Under the current system a 1% rise in money raised by corporation tax , National Insurance, VAT and income tax, and a 1% saving in benefits would boost revenue by £350 million, but only around £45 million of this would accrue directly to the Scottish Government, according to the analysis.
Finance Secretary John Swinney said: "This paper lays bare the need for control of the major tax revenues if Scotland is to have the transformation in childcare we need.
"Without it, we can do everything possible and stretch every financial sinew, but the reality is that a wholesale transformation to match the best in Europe only comes with independence.
"Increasing the number of people in work moves people out of welfare and into paying tax. That generates the extra government revenues we need to pay for the transformation of childcare.
"The paper reveals, however, the stark reality of devolution. Even with the new powers coming to Holyrood under the Scotland Act, the vast bulk of any increased revenues goes directly to Westminster.
"And, given the Chancellor is boasting of £25 billion of cuts to come, no one believes that he plans to make such revenues available to Scotland. The only way to access them is with independence."
When the government laid out its childcare plan in the White Paper, Scottish Labour leader Johann Lamont called on First Minister Alex Salmond to "put his money where his mouth is and make a difference right now".
Mr Swinney said: "We are taking action now to make the greatest impact within the constrained powers and resources available to us, to support families in the face of Westminster austerity cuts.
"In eight months we will be delivering even more free childcare for all three and four year olds and the most vulnerable two year olds - accelerating our expansion of entitlement to reach more than a quarter of all two year olds by 2015.
"These commitments are well-planned for delivery, backed up by our investment in the early years workforce, including £3.5 million announced this week to support an additional 2,000 childcare workers.
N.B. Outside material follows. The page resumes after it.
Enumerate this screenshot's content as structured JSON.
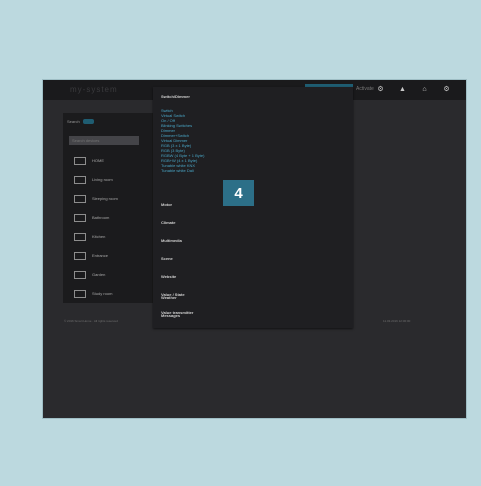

This government has a strong record of delivering, strong and sustainable investment in services - in spite of, rather than thanks to, Westminster's cuts.
"Our ambition is to do much more. We want to see a universal system of early learning and childcare for children from the age of one to when they start school, benefiting around some 212,000 families. That ambition starts in the first Parliament of independence with a move to more than 1,100 hours of childcare vulnerable two year olds, and three and four year olds - the same number of hours as children spend in primary school."